Discussion: The co-administration of simnotrelvir/ritonavir with CYP3A and P-gp inhibitors can be safely used, whereas the co-administration with CYP3A and P-gp strong inducer should be avoided to minimize the risk of under-exposure. Co-administration of midazolam with simnotrelvir/ritonavir increased systemic exposure of midazolam.
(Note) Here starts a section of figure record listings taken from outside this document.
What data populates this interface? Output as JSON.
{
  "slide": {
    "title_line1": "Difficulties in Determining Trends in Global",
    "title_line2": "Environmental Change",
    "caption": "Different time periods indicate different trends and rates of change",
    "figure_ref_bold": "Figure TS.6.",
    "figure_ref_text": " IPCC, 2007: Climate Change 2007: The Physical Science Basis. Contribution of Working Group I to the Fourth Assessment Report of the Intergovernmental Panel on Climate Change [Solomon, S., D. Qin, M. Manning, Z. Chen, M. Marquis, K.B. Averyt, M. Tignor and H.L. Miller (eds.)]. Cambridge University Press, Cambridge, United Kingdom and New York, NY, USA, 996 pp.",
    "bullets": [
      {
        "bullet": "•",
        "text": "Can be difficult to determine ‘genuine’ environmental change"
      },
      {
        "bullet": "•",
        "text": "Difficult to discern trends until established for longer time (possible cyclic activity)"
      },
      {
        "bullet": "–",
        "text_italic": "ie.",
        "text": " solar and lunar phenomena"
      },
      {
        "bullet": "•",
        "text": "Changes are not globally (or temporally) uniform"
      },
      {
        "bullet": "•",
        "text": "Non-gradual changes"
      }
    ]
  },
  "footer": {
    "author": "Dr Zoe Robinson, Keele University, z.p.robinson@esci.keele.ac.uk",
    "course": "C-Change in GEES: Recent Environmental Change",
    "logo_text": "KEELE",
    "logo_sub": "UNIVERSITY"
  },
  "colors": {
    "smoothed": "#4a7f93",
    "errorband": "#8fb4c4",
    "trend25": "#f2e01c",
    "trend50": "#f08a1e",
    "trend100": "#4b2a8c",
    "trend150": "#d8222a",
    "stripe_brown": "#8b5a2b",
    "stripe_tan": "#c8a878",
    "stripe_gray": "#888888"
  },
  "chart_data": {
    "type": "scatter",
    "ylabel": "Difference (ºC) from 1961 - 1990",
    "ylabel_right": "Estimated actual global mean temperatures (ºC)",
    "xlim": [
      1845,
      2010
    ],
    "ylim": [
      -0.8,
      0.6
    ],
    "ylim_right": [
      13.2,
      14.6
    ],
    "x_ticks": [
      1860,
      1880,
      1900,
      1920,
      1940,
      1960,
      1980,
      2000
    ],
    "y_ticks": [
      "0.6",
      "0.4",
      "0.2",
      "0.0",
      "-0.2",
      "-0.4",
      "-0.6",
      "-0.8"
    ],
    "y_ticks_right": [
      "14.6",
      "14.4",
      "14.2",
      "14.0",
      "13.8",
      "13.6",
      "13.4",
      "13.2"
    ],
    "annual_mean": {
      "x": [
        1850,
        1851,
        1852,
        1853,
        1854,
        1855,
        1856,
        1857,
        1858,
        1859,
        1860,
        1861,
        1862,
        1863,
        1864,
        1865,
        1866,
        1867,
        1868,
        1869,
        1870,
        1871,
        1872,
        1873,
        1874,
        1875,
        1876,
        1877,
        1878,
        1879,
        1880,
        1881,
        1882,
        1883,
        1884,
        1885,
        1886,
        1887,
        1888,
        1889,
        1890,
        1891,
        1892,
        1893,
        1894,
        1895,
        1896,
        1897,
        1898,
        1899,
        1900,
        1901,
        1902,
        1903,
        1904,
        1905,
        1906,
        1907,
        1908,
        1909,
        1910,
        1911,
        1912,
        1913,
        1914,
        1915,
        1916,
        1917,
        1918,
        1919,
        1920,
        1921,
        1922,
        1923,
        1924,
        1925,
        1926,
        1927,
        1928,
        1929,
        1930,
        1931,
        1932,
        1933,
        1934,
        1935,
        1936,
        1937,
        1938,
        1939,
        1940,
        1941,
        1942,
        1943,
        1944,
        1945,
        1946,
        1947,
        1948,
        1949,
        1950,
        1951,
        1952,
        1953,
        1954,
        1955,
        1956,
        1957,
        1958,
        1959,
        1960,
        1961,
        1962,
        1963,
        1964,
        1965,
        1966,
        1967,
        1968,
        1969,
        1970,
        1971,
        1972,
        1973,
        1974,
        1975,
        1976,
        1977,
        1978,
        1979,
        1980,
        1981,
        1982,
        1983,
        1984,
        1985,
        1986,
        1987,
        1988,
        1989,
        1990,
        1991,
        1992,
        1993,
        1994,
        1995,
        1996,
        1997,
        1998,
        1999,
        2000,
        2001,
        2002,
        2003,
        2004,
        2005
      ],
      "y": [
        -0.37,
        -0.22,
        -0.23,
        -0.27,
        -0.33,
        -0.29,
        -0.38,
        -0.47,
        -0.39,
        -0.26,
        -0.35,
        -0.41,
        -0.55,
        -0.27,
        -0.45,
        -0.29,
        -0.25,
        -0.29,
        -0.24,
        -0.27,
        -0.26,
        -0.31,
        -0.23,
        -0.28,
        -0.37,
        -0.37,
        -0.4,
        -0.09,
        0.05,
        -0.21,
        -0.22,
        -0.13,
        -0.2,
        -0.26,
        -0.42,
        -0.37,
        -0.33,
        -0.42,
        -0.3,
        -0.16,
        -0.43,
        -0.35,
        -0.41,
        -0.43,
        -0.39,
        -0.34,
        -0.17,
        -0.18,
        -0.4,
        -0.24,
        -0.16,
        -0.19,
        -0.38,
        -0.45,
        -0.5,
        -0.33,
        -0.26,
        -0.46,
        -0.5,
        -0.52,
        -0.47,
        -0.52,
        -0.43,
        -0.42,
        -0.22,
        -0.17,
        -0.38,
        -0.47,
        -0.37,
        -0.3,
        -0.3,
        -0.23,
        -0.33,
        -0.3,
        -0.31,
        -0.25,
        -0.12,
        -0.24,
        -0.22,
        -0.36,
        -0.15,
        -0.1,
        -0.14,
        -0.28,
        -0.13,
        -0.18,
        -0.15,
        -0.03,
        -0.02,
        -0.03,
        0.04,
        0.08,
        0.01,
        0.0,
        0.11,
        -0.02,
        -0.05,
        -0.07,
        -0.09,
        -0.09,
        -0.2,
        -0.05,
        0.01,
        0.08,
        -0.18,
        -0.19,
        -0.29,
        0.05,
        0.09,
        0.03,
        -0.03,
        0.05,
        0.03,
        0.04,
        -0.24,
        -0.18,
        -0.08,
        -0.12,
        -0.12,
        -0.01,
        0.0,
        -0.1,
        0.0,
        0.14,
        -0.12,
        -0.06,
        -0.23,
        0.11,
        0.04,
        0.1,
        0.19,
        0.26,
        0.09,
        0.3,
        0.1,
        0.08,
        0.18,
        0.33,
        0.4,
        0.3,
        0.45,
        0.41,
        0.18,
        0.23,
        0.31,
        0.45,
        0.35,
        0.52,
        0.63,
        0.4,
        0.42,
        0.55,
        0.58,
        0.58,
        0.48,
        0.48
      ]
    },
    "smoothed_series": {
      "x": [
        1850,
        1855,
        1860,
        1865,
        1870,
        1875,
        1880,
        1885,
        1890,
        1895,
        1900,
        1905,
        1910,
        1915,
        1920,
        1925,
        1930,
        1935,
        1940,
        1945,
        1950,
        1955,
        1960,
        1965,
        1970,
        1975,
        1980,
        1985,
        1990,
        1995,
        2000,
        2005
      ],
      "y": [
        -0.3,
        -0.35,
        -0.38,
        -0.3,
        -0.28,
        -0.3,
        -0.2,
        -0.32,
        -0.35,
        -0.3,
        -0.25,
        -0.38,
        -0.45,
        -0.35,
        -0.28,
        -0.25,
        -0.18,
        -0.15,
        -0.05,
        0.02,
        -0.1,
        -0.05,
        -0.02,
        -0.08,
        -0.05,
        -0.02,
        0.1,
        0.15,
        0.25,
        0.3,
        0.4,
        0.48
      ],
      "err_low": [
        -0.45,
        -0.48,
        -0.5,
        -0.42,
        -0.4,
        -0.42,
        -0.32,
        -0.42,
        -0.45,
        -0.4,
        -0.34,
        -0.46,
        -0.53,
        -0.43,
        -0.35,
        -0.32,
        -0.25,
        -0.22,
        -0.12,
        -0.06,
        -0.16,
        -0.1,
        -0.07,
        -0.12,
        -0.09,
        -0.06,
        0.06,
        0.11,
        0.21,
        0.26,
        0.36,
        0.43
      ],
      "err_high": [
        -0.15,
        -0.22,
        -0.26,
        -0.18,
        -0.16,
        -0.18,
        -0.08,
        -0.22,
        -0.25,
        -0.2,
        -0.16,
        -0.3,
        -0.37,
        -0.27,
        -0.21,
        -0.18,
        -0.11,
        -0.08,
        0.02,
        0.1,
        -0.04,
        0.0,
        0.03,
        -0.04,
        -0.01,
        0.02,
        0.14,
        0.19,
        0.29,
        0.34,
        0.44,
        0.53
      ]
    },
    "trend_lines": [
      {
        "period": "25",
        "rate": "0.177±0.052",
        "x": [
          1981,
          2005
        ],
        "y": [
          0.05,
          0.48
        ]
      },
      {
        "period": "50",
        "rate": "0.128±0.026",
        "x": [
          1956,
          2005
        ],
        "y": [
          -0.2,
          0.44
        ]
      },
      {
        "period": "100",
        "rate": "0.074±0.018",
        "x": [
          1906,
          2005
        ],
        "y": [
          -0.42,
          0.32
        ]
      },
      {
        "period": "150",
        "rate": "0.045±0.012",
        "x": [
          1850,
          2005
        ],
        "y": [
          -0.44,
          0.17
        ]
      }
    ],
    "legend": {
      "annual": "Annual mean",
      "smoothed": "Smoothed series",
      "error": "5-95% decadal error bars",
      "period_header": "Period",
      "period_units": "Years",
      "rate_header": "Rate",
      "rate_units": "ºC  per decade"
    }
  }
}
Clinicaltrials: gov Identifier: NCT05665647.

查看原文本刊更多论文

辛诺瑞韦/利托那韦的药物相互作用：一项开放式、固定序列、两阶段临床试验。

研究目的辛诺瑞韦是一种抗SARS-CoV-2的小分子高特异性3C样蛋白酶抑制剂，在中国被批准为与利托那韦的联合用药（辛诺瑞韦/利托那韦）。辛诺瑞韦是细胞色素 P450 3A（CYP3A）和 P 糖蛋白（P-gp）的底物，也是 CYP3A 的弱抑制剂。利托那韦是 CYP3A 的底物和抑制剂，也是 P-gp 的抑制剂。因此，应研究 simnotrelvir/ritonavir 的药物相互作用（DDI）潜力：这项DDI研究是一项开放标签、固定顺序、两阶段的I期临床试验，以中国健康成年受试者为研究对象，分为3个队列，包括辛诺瑞韦/利托那韦与强CYP3A和P-gp抑制剂（伊曲康唑）和诱导剂（利福平）以及特定CYP3A底物（咪达唑仑）联合用药：结果表明，与单独服用西莫替雷韦/利托那韦相比，与伊曲康唑联合用药可使西莫替雷韦的暴露量（AUC0-t）几何最小平方均值比（GMR）增加25%（GMR为125%，90%置信区间（CI）为114% - 137%），而与利福平联合用药可使西莫替雷韦的AUC0-t显著降低81.5%（GMR为18.5%，90%置信区间（CI）为16.4% - 20.9%）。值得注意的是，西莫替雷韦/利托那韦会使咪达唑仑的 AUC0-t 增加 16.69 倍（GMR 1769%，90% CI 1551% - 2018%）。同时服用 simnotrelvir/ritonavir 和利福平会增加治疗中出现的不良事件的数量和严重程度，尤其是肝毒性：结论：辛诺雷韦/利托那韦与CYP3A和P-gp抑制剂联合用药是安全的，但应避免与CYP3A和P-gp强诱导剂联合用药，以尽量减少暴露不足的风险。咪达唑仑与辛诺瑞韦/利托那韦联合用药会增加咪达唑仑的全身暴露量：Gov identifier：NCT05665647。

本文章由计算机程序翻译，如有差异，请以英文原文为准。

求助全文

约1分钟内获得全文求助全文

来源期刊

Clinical Microbiology and Infection 医学-传染病学

CiteScore

25.30

自引率

2.10%

发文量

441

审稿时长

2-4 weeks

期刊介绍： Clinical Microbiology and Infection (CMI) is a monthly journal published by the European Society of Clinical Microbiology and Infectious Diseases. It focuses on peer-reviewed papers covering basic and applied research in microbiology, infectious diseases, virology, parasitology, immunology, and epidemiology as they relate to therapy and diagnostics.